Database cluster issues

Incident Report for Simwood

Resolved

Billing has fully caught up. Thanks for your patience.

Posted Oct 09, 2019 - 00:18 UTC

Monitoring

Failover is largely complete and CDRs are now being processed.

Posted Oct 08, 2019 - 16:46 UTC

Update

We are about to commence failover to the standby cluster as this query rollback is showing no signs of concluding.

Once this is concluded we'll mark this incident as 'monitoring'. There are several million CDRs to catch up on so we will leave it unresolved until they are processed.

Posted Oct 08, 2019 - 15:55 UTC

Update

This remains ongoing but we are making progress.

The offending query remains on one node and continues to be in the process of rolling back. Unfortunately, rolling back is less efficient than the problem it caused in the first place. Note this is not an issue with the query per-se (a single row delete) but an internal Galera issue triggered by it. Until this rollback completes the cluster remains effectively write locked but serviceable for reads.

We know why this happened and how to prevent it going forwards and have backup nodes with current data ready to takeover should we decide to fail-over from the existing cluster. As we have no idea whatsoever how long the trigger query will take to roll back on the final node, we have held off failing over in anger in the hope it may be soon, but cannot delay indefinitely.

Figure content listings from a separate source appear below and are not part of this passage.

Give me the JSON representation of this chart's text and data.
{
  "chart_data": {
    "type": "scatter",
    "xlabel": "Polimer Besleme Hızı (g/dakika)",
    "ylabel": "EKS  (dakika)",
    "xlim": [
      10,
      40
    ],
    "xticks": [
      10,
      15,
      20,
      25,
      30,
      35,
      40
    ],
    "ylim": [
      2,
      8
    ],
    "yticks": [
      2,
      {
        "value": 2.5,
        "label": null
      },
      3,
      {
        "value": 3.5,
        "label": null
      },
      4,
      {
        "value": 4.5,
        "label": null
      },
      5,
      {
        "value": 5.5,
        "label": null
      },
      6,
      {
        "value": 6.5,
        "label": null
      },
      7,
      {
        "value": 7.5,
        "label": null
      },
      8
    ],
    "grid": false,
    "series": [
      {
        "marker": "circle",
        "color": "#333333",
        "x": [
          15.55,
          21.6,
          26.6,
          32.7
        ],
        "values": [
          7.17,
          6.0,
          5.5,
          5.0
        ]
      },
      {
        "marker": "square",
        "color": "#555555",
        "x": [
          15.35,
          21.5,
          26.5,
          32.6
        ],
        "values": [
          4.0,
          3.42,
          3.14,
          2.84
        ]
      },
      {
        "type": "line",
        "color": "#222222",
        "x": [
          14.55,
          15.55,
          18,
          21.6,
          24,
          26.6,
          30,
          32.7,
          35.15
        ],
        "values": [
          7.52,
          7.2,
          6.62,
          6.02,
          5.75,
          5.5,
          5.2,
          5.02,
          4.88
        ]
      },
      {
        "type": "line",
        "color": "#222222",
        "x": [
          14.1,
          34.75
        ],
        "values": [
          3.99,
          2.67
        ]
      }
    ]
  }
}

Call traffic remains unaffected and our ops team have been handling most urgent customer issues such as locked balances. We will therefore continue monitoring and update here should anything change.

Posted Oct 08, 2019 - 12:05 UTC

Identified

Whilst not affecting call traffic, we are presently unable to write to our primary database cluster. This is due to an overnight job triggering a bug. The query will eventually work through but we have no way presently of determining how long that will take. We are meanwhile investigating more invasive options.

In the interim, this means portal, API and administration options which would normally update the database (e.g. billing, number allocation and pre-pay top-ups) are delayed or non-functional.

We're sorry for any impact this will have but, to repeat, call traffic is not affected.

Posted Oct 08, 2019 - 07:17 UTC

This incident affected: API and Portal and Operations Desk.